Sexton became friendly with many of the legends of the game around this time forming a close relationship with Stu Ungar, considered by many to be one of the games greatest, even serving as a pallbearer at his funeral. Ungar was known for his aggressive style, particularly in Seven Card Stud where he was a WSOP bracelet winner. Sexton may have picked up a few tips here as he earned his first and only WSOP bracelet in the $1500 Seven-Card Stud Split event in 1989.
Growing the game of poker world-wide
Not content with being just a poker player, Sexton worked tirelessly to help grow the game of poker – both online and in live events. While Chris Moneymaker and his WSOP Main Event victory in 2003 are often cited as the reason for online poker’s boom, Sexton played as significant a role as he transitioned to the commentator role in the early 2000s. With his co-host, Vince Van Patten, you could hardly turn on a televised poker match without seeing Vince and Mike share their fun commentary on both the cards, and often the stories beyond the cards. The World Poker Tour (WPT) owes much of its success at becoming a household name from the duo’s commentary.
Sexton was also a celebrated poker author with two books published that are must reads for players and fans of the game alike. Shuffle Up and Deal was the bridge for many poker players from watching the game on TV to actually becoming successful when sitting down themselves. Sexton followed that book up with Life’s a Gamble published in 2016. Covering his nearly 50 years in the poker industry, Life’s a Gamble takes readers into the inside world of poker with plenty of entertaining personal anecdotes along the way.
Poker Hall of Fame invitation and WPT Champion
Sexton finally got the call many poker players dream of when he was enrolled in the Poker Hall of Fame in 2008. This allowed him to be in the same ranks as many of his contemporary friends and playing partners, such as Ungar, Doyle Brunson and David “Devilfish” Ulliott. Sexton though is a special entry to the Hall of Fame, qualifying both as a player and a global ambassador for the game.
While Sexton was delighting many with his WPT banter, the one bucket list item always missing for him was a win in the series. After making a few final tables but never managing to clinch the title, Sexton finally shook the monkey off his back with a win at the 2016 WPT Montreal Main Event. With his old broadcast booth partner, Van Patten, beside newcomer Tony Dunst, the entire WPT crew seemed to be on his side sweating the last couple cards as can be seen in the video below.
From the broadcast booth to the boardroom
Having accomplished everything he set out to down on the tables, Sexton continued his role as the global ambassador of poker with a trip to the partypoker executive offices in 2017. As Chairman for partypoker, Sexton was influential in putting together a player’s council to get feedback from other professional poker players. This council has been a driving factor behind partypoker’s growth over the past few years.
WPT also recognized him earlier this summer for his 15 years of service in expanding the game of poker by renaming their signature piece of silverware listing the names of all previous WPT winners as the Mike Sexton WPT Champions Cup.

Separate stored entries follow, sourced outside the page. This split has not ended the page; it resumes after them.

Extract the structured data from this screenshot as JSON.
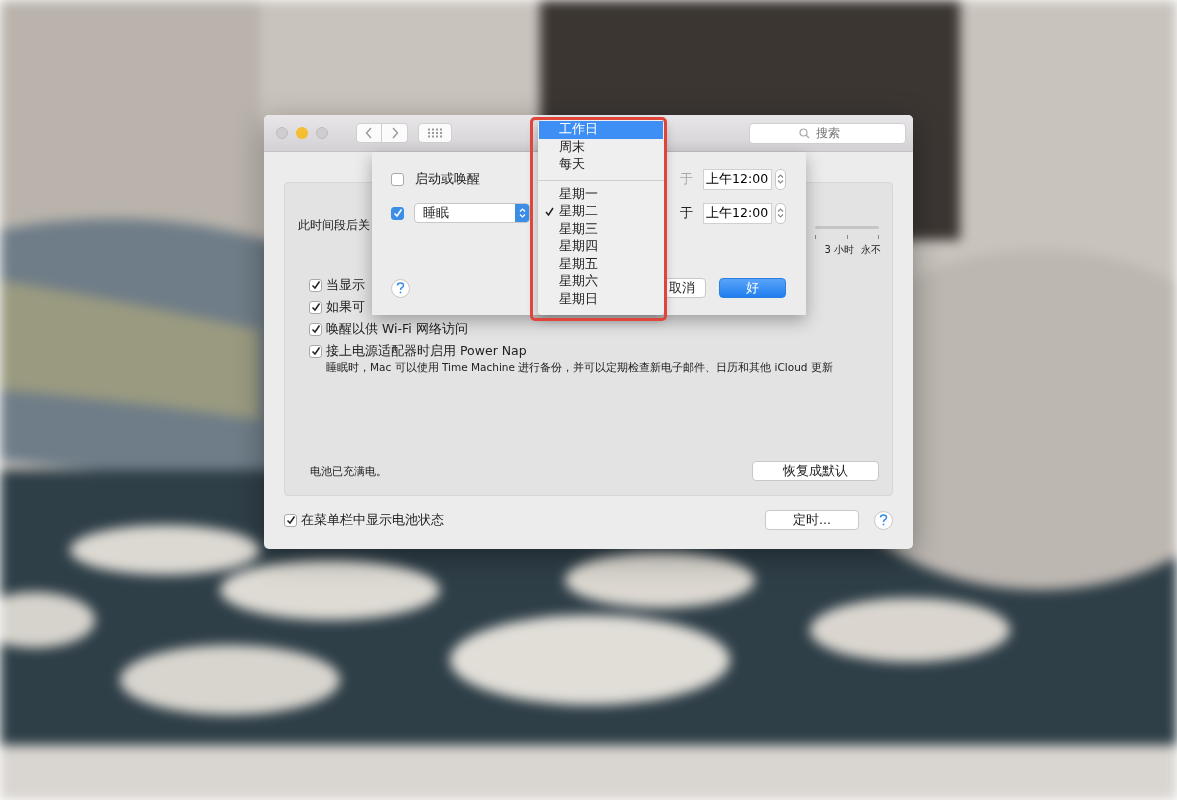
{
  "toolbar": {
    "search": {
      "placeholder": "搜索"
    }
  },
  "panel": {
    "slider_label": "此时间段后关",
    "slider_labels": [
      "3 小时",
      "永不"
    ],
    "options": [
      {
        "label": "当显示",
        "checked": true
      },
      {
        "label": "如果可",
        "checked": true
      },
      {
        "label": "唤醒以供 Wi-Fi 网络访问",
        "checked": true
      },
      {
        "label": "接上电源适配器时启用 Power Nap",
        "checked": true
      }
    ],
    "note": "睡眠时，Mac 可以使用 Time Machine 进行备份，并可以定期检查新电子邮件、日历和其他 iCloud 更新",
    "battery_status": "电池已充满电。",
    "restore_button": "恢复成默认"
  },
  "footer": {
    "show_battery": {
      "label": "在菜单栏中显示电池状态",
      "checked": true
    },
    "schedule_button": "定时..."
  },
  "schedule_sheet": {
    "rows": [
      {
        "kind": "label",
        "checked": false,
        "event": "启动或唤醒",
        "at": "于",
        "time": "上午12:00"
      },
      {
        "kind": "popup",
        "checked": true,
        "event": "睡眠",
        "at": "于",
        "time": "上午12:00"
      }
    ],
    "cancel_button": "取消",
    "ok_button": "好"
  },
  "day_menu": {
    "groups": [
      [
        {
          "label": "工作日",
          "selected": true,
          "checked": false
        },
        {
          "label": "周末",
          "selected": false,
          "checked": false
        },
        {
          "label": "每天",
          "selected": false,
          "checked": false
        }
      ],
      [
        {
          "label": "星期一",
          "selected": false,
          "checked": false
        },
        {
          "label": "星期二",
          "selected": false,
          "checked": true
        },
        {
          "label": "星期三",
          "selected": false,
          "checked": false
        },
        {
          "label": "星期四",
          "selected": false,
          "checked": false
        },
        {
          "label": "星期五",
          "selected": false,
          "checked": false
        },
        {
          "label": "星期六",
          "selected": false,
          "checked": false
        },
        {
          "label": "星期日",
          "selected": false,
          "checked": false
        }
      ]
    ]
  }
}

Coming at a time he was bravely (and quietly) battling his cancer diagnosis, Sexton was his ever-pleasant self describing the renaming as, “the highest honor I could ever receive in poker. Thank You (to) WPT for this truly incredible recognition.”

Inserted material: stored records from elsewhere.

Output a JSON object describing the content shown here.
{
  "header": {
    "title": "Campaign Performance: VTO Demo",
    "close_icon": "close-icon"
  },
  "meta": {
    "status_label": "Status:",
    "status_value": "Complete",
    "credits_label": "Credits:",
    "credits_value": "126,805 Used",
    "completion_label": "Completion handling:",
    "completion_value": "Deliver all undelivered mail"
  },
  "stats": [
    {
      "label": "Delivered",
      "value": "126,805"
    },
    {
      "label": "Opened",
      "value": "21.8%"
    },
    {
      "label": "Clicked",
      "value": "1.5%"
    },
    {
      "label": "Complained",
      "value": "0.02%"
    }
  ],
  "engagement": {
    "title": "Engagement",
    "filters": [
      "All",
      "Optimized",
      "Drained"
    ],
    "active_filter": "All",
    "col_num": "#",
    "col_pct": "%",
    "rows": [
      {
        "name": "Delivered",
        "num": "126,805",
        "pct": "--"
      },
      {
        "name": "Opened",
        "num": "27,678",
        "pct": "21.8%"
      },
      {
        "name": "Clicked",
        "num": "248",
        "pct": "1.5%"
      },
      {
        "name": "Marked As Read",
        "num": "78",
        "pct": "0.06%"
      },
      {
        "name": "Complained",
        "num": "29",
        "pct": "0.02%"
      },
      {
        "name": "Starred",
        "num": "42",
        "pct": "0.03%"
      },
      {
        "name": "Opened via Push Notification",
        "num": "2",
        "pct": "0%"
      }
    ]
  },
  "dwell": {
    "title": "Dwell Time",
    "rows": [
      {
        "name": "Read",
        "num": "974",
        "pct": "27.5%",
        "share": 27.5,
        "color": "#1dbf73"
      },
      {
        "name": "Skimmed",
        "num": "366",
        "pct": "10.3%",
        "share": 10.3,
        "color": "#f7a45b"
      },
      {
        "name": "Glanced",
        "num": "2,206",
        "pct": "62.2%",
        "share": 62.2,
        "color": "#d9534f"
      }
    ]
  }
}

Charity and giving back to others were a vital element of Sexton’s life. Starting with his WSOP Tournament of Champions victory in 2006, Sexton regularly donated 50 percent of his winnings to charitable causes. Along with a number of other poker celebrities, he started pokergives.org as an easy way for poker players to direct their charitable giving and help others in need.
Sexton is survived by his son, Ty, as well as, a number of his siblings. YourPokerDream.com extends our condolences to the family of Mike Sexton and wishes him well in the great poker game in the sky.